“They have him, they’ll have us. Not talking him down, but these people were Mars before they were this. Ask anyone in the OPA from the old days. Martian interrogation, it’s a question of how long until the break. Never if. Better that he’d died.”

“We can move,” Bobbie said. “Do you have any holes that Holden didn’t know about?”

“Few,” Saba said, reluctantly. “But fewer now. My people are moving now. Still room for you and yours, but there won’t be. Not for long. And …”

He shook his head.

“And what,” Bobbie said. “If there’s something more, I need to know.”

Saba shrugged and nodded at the screen. “When it comes, if it comes, the one system we can’t go to? Sol. Anyplace else, I can try for. Anyplace else, I can go. But no matter where it is, she won’t be there. Wasn’t so bad when the repeater still was, but with it gone, it feels …”

A tear tracked down Saba’s brown cheek. Bobbie looked away.

It was so easy to forget all the others. Not just Saba, but all of them. The crews of all the ships trapped in the dock beside the Roci. The children in Medina’s schoolrooms, the medical staff in the clinics. The artists playing music live outside the cafés out of love of doing it. Medina Station had been the nearest thing to a void city before the void cities were built. It was a home for a generation of people, and every one of them was carrying something now that made their days harder. She thought of the prisoners in the public jail, the angry man who’d come to watch them. Who had he lost back on Sol? What was keeping him awake in the nights?

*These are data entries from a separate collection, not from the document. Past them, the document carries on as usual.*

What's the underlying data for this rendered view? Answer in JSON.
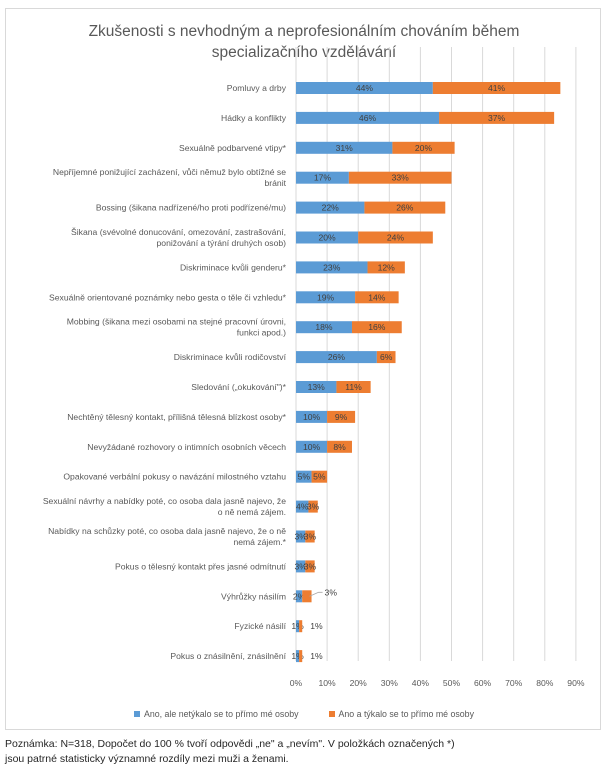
{
  "chart_data": {
    "type": "bar",
    "orientation": "horizontal",
    "stacked": true,
    "title": "Zkušenosti s nevhodným a neprofesionálním chováním  během specializačního vzdělávání",
    "title_lines": [
      "Zkušenosti s nevhodným a neprofesionálním chováním  během",
      "specializačního vzdělávání"
    ],
    "xlabel": "",
    "ylabel": "",
    "xlim": [
      0,
      90
    ],
    "x_ticks": [
      "0%",
      "10%",
      "20%",
      "30%",
      "40%",
      "50%",
      "60%",
      "70%",
      "80%",
      "90%"
    ],
    "grid": true,
    "legend_position": "bottom",
    "categories": [
      [
        "Pomluvy a drby"
      ],
      [
        "Hádky a konflikty"
      ],
      [
        "Sexuálně podbarvené vtipy*"
      ],
      [
        "Nepříjemné ponižující zacházení, vůči němuž bylo obtížné se",
        "bránit"
      ],
      [
        "Bossing (šikana nadřízené/ho proti podřízené/mu)"
      ],
      [
        "Šikana (svévolné donucování, omezování, zastrašování,",
        "ponižování a týrání druhých osob)"
      ],
      [
        "Diskriminace kvůli genderu*"
      ],
      [
        "Sexuálně orientované poznámky nebo gesta o těle či vzhledu*"
      ],
      [
        "Mobbing (šikana mezi osobami na stejné pracovní úrovni,",
        "funkci apod.)"
      ],
      [
        "Diskriminace kvůli rodičovství"
      ],
      [
        "Sledování („okukování\")*"
      ],
      [
        "Nechtěný tělesný kontakt, přílišná tělesná blízkost osoby*"
      ],
      [
        "Nevyžádané rozhovory o intimních osobních věcech"
      ],
      [
        "Opakované verbální pokusy o navázání milostného vztahu"
      ],
      [
        "Sexuální návrhy a nabídky poté, co osoba dala jasně najevo, že",
        "o ně nemá zájem."
      ],
      [
        "Nabídky na schůzky poté, co osoba dala jasně najevo, že o ně",
        "nemá zájem.*"
      ],
      [
        "Pokus o tělesný kontakt přes jasné odmítnutí"
      ],
      [
        "Výhrůžky násilím"
      ],
      [
        "Fyzické násilí"
      ],
      [
        "Pokus o znásilnění, znásilnění"
      ]
    ],
    "series": [
      {
        "name": "Ano, ale netýkalo se to přímo mé osoby",
        "color": "#5b9bd5",
        "values": [
          44,
          46,
          31,
          17,
          22,
          20,
          23,
          19,
          18,
          26,
          13,
          10,
          10,
          5,
          4,
          3,
          3,
          2,
          1,
          1
        ],
        "labels": [
          "44%",
          "46%",
          "31%",
          "17%",
          "22%",
          "20%",
          "23%",
          "19%",
          "18%",
          "26%",
          "13%",
          "10%",
          "10%",
          "5%",
          "4%",
          "3%",
          "3%",
          "2%",
          "1%",
          "1%"
        ]
      },
      {
        "name": "Ano a týkalo se to přímo mé osoby",
        "color": "#ed7d31",
        "values": [
          41,
          37,
          20,
          33,
          26,
          24,
          12,
          14,
          16,
          6,
          11,
          9,
          8,
          5,
          3,
          3,
          3,
          3,
          1,
          1
        ],
        "labels": [
          "41%",
          "37%",
          "20%",
          "33%",
          "26%",
          "24%",
          "12%",
          "14%",
          "16%",
          "6%",
          "11%",
          "9%",
          "8%",
          "5%",
          "3%",
          "3%",
          "3%",
          "3%",
          "1%",
          "1%"
        ]
      }
    ]
  },
  "note": {
    "line1": "Poznámka: N=318, Dopočet do 100 % tvoří odpovědi „ne\" a „nevím\". V položkách označených *)",
    "line2": "jsou patrné statisticky významné rozdíly mezi muži a ženami."
  }
}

There were so many families, so many crews, parents and children, lovers and friends, whose lives had been changed past recognition since Laconia gate had opened. It wasn’t just her and the Roci crew. It wasn’t just Saba. Everyone was dancing on this same landslide, and no one knew how to make it end well.

She wanted to say something comforting, but she couldn’t bring herself to lie. The best she could think of was to change the subject.

“When we get out,” she said. “Not if. When. We’re going to need a plan. If every ship just bolts off on its own, we’ll lose contact. They shouldn’t know where we went, but we should. At the very least, we should have a record of who went where. This every-man-for-himself-and-God-against-all shit’s romantic, but we have to plan for something past just this.”

Saba nodded. In the distance, voices and footsteps.

“Not just encrypted but in code,” Saba said. “Something where only we know what it means.”

“We?”

“Ou y mé,” Saba said. “Leaders of the underground, us. First among dissidents.”

Bobbie chuckled. “Well, there’s a fucking job title.”

The footsteps came faster now, and coming closer. Saba looked up like an animal smelling smoke. Fuck, Bobbie thought. Not something else. It’s too much already. We can’t carry something else.

The woman who appeared in Saba’s doorway was older, white hair pulled back in a tight braid. Her body was long and thin, her head a little too large for her shoulders. The classic build of someone who’d grown up without gravity to hold her down. She even had the split circle of the OPA tattooed on her arm. She should have looked ancient, but the brightness in her eyes belonged on a woman a third her age. She looked from Saba to Bobbie and back with something like triumph in her eyes.

“Maha?” Saba said. “Que?” And then to Bobbie, “Maha one of our best communications techs. Had her hands in the codes since before I was born, yeah?”

“And I know all their secrets,” she said in a weirdly accented voice. She held out a dumb terminal that wasn’t connected to Medina’s system. “The new decryption run turned over some stones. And look you what was squirming under one.”

Bobbie was closer. She took the handheld terminal and flipped through the file there. It was titled MEDINA STATION SUPPLEMENTARY SECURITY REVIEW AS REQUESTED BY GOVERNOR SANTIAGO SINGH. The file’s creator was listed as Major Lester Overstreet. She checked the file length and whistled.

“Que?” Saba said.

“This is way too long to just be an incident report,” Bobbie said. “It’s …”

The section headings were Materials, Procedures, Personnel, Protocols, Audit Summary, Recommendations. She recognized the style of paragraph marking from when she’d trained back on Olympus Mons. It looked like an MMC security report, but twice as long. Maybe three times. She shifted through one after another, her head starting to swim a little.

“I think … Saba, I think this is everything,” she said.